Anyway, working with the 19th century dress got me looking into more recent fashions, slowly dragging me out of the 14th century. Now I've read up on 17th - early 20th century clothing and tailoring techniques, immersed myself into the surprisingly fascinating world of the so-called "Västgötaknallarna"**, along with the early cottage industry and well-developed putting-out system for producing cloth in this region. And as a result of my new-found interest in post-medieval things, I made an amazing find at a second-hand shop about a month ago:

Front- and side-view 

An original early 20th century skirt! My guesstimate is that it's from around 1900-05, possibly a little earlier. As far as I can tell, it has never even been worn. The price was ridiculous: 105,00 SEK (that's less than 10 euros). And although it was made for someone a little thinner and shorter than me, I can actually wear it!

A turn-of-the-century wool moire!

It's made of a stunningly beautiful moire fabric of pure wool.
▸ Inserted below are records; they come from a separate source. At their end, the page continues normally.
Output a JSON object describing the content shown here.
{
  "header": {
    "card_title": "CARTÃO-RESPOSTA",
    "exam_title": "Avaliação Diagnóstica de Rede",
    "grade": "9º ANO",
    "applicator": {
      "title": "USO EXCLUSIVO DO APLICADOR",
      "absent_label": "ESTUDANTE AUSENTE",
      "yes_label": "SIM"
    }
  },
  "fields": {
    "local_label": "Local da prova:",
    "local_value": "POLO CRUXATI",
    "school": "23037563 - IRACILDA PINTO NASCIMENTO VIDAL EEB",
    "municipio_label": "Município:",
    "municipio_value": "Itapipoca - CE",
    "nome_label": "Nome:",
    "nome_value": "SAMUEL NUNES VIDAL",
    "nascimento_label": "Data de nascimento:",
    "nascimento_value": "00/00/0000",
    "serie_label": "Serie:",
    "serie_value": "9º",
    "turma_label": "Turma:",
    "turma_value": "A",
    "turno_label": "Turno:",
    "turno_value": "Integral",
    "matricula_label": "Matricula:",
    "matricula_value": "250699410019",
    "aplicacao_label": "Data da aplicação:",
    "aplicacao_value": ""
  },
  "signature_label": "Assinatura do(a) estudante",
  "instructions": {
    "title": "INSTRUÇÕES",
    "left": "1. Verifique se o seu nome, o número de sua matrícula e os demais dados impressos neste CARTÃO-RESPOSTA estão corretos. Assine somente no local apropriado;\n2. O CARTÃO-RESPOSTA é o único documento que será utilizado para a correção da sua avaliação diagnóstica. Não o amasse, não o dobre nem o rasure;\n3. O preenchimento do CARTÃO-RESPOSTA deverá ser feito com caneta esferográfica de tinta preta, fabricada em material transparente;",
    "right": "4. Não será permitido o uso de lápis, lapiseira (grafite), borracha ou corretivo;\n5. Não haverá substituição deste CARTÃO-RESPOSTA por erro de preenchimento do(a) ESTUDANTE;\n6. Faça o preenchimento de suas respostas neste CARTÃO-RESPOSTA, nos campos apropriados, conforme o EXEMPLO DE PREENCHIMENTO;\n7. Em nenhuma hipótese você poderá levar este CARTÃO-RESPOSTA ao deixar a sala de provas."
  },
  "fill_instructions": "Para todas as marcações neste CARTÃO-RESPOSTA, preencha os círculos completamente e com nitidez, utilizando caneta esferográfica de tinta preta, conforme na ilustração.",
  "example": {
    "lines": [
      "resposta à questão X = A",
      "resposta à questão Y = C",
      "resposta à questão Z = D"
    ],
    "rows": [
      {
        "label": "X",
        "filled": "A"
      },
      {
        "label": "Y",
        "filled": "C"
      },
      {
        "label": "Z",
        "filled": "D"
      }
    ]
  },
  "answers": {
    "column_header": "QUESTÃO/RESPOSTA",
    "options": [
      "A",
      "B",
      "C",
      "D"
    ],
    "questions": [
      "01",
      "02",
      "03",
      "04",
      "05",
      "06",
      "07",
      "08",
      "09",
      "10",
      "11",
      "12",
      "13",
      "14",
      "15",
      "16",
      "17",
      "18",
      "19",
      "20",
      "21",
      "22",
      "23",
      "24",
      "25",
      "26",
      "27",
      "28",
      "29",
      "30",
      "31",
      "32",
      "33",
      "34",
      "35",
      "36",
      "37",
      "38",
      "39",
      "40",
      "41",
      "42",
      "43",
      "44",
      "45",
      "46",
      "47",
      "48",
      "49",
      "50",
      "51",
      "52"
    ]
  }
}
It's really stiff and the reverse side is flat and shiny from the hot calendering that produced the moire pattern on the right side. The lower part of the skirt is lined with a rather coarse cotton cloth for protection and it's edged with a narrow woven band with a stiff fringe like a brush. I call these bands "dust-gatherers", but they probably have a proper name too.

Close-up of the "dust-gatherer". 
(if you know the proper name for this type of band, please let me know!)

The skirt is cut with a slight flare from the waist across the hips to a little below the knees, where the sewn-on lower part flares out a little more. It's made up of several pieces put together in a rather interesting way - you can see two of the seams running diagonally across the front if you take a closer look at the first photo.

Back-view

The skirt is only a few centimetres longer in the back, so there is no train to speak of. Unfortunately, it didn't come with a jacket - I looked through the entire second-hand shop twice in the vain hope of finding one. So if I want to wear the skirt, I'll have to fake an Edwardian blouse to go along with it. I'm not sure I could bring myself to wear it, though; the museum curator in me sort of rebels against the idea of wearing a 100-year-old garment... I suppose I'll have to make a copy of this one as well. Yep. Re-creation as recreation. 


Ruth MacGregor's Homepage: SpinningForth.com 


**18th-19th century itinerant peddlars from the area around Borås where the museum I work in is situated. They travelled widely and were famous for selling locally made (and sometimes also illegally imported) fabrics.